Nguyen schüttelte den Kopf und zog an seinem Arm. „Lass uns bloß verschwinden. Für heute ist mein Bedarf an Arschlöchern gedeckt.“ Nur zu willig ließ er sich aus dem dunklen Club ziehen, nicht ohne kurz zurückzuschauen. Der Kerl, den der Kleine aufs Kreuz gelegt hatte, stand wieder und sah ihnen hinterher, machte allerdings keine Anstalten ihnen hinterherzukommen. Dennoch spürte er den Blick, der sie verfolgte, auch wenn das Gesicht des Typen im Schatten lag und nicht zu erkennen war.
Draußen hielt sein Freund nicht an und zog ihn direkt zur gegenüberliegenden Bushaltestelle, wo Diego sich schließlich von ihm löste und ihn aufmerksam ansah. „Raus mit der Sprache. Was war da los?“ Starr sah der beinahe einen Kopf kleinere Mann ihn an. „Ein Irrtum“, antwortete er tonlos. „Nur eine Verwechslung, nichts weiter.“
Das glaubte er keine Sekunde. Dafür wirkte Nguyen viel zu aufgewühlt. Er sah aus, als hätte er etwas sehr Wichtiges verloren. „Okay, Amigo, wie du meinst. Aber wenn du reden willst ...“ Nguyen winkte ab. „Nicht nötig, doch gegen ein bisschen Trost hätte ich nichts einzuwenden.“ Mit diesen Worten fasste der andere ungeniert in Diegos Schritt, was ihm wider Erwarten eine Gänsehaut bescherte. Trotzdem schob er die Hand seines Freundes behutsam beiseite. Auch wenn sie schon öfters miteinander im Bett gelandet waren, ihm stand heute nicht der Sinn nach bedeutungsloser Vögelei. Bereits seit langem nicht mehr, wenn er ernsthaft darüber nachdachte.
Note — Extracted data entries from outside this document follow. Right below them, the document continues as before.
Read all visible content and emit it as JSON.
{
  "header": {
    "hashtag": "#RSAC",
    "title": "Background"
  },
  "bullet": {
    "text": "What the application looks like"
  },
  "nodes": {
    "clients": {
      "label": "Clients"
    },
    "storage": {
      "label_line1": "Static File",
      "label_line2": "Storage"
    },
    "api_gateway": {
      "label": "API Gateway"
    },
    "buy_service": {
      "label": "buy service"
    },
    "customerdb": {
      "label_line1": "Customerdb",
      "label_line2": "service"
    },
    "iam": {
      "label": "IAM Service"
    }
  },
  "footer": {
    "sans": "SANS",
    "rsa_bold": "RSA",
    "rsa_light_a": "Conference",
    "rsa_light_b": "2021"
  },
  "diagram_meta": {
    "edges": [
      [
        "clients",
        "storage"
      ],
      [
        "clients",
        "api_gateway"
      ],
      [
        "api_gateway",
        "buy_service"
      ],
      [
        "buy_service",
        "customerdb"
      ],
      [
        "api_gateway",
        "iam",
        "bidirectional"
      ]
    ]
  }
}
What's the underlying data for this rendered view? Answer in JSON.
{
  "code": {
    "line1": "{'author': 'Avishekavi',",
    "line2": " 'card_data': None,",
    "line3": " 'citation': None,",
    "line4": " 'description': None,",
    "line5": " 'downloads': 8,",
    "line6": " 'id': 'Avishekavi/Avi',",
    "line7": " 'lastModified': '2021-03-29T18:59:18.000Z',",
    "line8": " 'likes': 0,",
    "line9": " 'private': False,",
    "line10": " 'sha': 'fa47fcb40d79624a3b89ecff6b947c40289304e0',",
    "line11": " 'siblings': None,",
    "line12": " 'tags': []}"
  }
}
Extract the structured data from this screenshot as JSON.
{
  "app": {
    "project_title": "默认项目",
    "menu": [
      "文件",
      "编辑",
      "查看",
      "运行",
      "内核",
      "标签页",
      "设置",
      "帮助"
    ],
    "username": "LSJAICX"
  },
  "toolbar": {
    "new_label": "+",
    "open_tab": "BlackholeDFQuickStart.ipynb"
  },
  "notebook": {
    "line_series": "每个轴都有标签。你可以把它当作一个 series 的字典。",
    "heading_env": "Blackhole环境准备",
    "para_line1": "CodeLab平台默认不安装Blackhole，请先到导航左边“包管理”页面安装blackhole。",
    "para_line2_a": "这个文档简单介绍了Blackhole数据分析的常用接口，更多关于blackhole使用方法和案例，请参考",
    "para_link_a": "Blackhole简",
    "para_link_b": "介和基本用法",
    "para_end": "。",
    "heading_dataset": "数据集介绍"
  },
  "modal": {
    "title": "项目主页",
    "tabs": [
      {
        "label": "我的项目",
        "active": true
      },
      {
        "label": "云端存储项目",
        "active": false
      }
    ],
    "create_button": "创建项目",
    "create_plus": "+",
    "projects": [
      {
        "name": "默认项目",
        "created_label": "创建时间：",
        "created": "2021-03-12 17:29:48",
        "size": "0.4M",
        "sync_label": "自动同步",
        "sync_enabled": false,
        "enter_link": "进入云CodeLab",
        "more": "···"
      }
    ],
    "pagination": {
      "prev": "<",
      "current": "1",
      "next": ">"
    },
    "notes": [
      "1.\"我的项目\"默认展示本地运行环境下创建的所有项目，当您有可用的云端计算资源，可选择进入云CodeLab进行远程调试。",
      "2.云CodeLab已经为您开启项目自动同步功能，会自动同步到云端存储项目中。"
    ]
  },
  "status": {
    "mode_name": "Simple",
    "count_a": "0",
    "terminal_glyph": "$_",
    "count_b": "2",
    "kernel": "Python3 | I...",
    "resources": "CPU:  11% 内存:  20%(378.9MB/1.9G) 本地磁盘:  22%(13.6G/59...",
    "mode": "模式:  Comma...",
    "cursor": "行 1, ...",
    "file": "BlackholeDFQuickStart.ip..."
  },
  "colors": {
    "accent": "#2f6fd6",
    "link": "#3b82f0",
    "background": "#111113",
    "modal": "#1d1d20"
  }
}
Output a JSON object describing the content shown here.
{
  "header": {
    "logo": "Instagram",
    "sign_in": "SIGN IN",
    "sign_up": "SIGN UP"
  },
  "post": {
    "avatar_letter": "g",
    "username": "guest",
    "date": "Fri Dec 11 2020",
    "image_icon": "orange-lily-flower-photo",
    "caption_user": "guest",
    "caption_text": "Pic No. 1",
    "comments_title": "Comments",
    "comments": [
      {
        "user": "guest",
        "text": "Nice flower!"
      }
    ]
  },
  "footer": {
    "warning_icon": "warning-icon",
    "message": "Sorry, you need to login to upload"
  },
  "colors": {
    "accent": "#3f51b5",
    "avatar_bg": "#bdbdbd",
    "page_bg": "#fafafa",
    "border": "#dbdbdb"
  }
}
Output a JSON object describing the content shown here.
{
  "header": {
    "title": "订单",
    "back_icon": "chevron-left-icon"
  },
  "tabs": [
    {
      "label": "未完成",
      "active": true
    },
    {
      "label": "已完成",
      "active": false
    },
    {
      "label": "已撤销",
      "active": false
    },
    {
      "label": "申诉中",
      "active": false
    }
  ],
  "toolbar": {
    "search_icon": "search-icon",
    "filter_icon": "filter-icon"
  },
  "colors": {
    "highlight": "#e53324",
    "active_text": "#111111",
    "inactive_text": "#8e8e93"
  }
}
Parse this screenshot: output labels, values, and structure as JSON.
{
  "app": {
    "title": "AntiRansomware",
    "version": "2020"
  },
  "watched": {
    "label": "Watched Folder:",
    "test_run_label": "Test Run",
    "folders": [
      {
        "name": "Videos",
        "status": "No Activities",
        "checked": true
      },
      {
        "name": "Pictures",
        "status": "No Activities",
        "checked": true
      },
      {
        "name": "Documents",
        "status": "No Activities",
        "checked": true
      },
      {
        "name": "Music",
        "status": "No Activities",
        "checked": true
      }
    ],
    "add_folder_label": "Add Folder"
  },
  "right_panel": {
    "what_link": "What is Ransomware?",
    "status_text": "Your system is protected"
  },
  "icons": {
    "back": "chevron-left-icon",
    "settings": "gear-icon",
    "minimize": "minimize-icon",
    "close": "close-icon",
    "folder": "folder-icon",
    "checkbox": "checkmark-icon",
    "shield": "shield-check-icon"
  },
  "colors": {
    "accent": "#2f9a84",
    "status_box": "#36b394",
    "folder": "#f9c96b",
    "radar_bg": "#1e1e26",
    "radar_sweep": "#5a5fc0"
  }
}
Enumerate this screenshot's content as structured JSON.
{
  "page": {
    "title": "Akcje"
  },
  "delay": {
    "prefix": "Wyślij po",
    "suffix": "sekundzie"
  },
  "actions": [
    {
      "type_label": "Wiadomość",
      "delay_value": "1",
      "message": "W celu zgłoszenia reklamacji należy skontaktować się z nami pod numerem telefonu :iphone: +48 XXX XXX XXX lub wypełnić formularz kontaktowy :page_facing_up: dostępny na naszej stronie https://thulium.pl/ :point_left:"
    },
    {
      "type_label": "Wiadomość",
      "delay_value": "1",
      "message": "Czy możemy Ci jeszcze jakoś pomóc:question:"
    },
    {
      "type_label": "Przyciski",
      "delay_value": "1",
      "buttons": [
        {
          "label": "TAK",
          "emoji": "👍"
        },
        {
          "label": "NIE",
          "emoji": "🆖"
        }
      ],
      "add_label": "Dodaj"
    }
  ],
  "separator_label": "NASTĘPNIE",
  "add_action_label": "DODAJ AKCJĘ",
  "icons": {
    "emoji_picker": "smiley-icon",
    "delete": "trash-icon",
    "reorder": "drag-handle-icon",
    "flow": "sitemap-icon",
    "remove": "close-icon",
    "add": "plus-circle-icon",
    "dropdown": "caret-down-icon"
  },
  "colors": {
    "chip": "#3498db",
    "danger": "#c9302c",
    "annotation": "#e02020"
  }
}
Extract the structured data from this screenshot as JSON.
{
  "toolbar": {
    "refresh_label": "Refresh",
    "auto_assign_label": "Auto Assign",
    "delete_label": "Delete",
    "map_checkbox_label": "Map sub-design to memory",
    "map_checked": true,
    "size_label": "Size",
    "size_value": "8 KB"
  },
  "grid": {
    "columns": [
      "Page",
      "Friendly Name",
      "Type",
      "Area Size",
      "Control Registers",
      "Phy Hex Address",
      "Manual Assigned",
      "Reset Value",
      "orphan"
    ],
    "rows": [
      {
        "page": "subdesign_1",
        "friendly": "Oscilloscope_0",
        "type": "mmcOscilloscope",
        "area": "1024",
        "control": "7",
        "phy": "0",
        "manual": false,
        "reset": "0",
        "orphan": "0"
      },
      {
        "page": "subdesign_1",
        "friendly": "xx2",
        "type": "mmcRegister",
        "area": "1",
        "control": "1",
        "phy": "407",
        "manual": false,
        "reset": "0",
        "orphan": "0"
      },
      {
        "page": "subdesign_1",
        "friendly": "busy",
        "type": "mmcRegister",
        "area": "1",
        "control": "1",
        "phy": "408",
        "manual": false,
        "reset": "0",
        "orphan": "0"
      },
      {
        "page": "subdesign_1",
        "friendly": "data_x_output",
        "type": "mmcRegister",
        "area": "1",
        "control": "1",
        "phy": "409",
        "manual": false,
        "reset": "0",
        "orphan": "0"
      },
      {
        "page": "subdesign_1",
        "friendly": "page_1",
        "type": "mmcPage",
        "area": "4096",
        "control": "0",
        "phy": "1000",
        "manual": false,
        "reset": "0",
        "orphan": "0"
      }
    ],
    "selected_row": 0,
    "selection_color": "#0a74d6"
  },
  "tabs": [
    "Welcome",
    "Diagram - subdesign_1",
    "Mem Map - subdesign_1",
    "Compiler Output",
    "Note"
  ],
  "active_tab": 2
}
„Sorry, Kleiner, kein Interesse. Komm, ich ruf ein Taxi und wir teilen uns die Kosten.“ Kurz glaubte er so etwas wie Enttäuschung in der Miene des jungen Mannes zu erkennen, aber dann zwinkerte Nguyen ihm zu. „Dein Verlust, Amigo.“
Während sie auf das Taxi warteten und angeregt plauderten, wurde Diego das Gefühl nicht los, dass jemand sie beobachtete. Doch ein unauffälliger Rundumblick zeigte ihm keine auffälligen Schatten. Auch vor dem ‚Darkside‘ war keine Menschenseele zu sehen. Vermutlich war er einfach überlastet. Er arbeitete seit dem Umbau beinahe nonstop, wollte Jo beweisen, dass er sich hundertprozentig auf ihn verlassen konnte. Ja klar rede dir das nur weiter ein. Du arbeitest so viel, damit du Sebastian so oft wie möglich siehst und ihn gleichzeitig auf Abstand halten kannst.
Diego war klar, dass ihr Spiel sich langsam dem Ende zuneigte. Einer von ihnen musste irgendwann nachgeben. Und er hatte das untrügliche Gefühl, dass es nicht Bastian sein würde.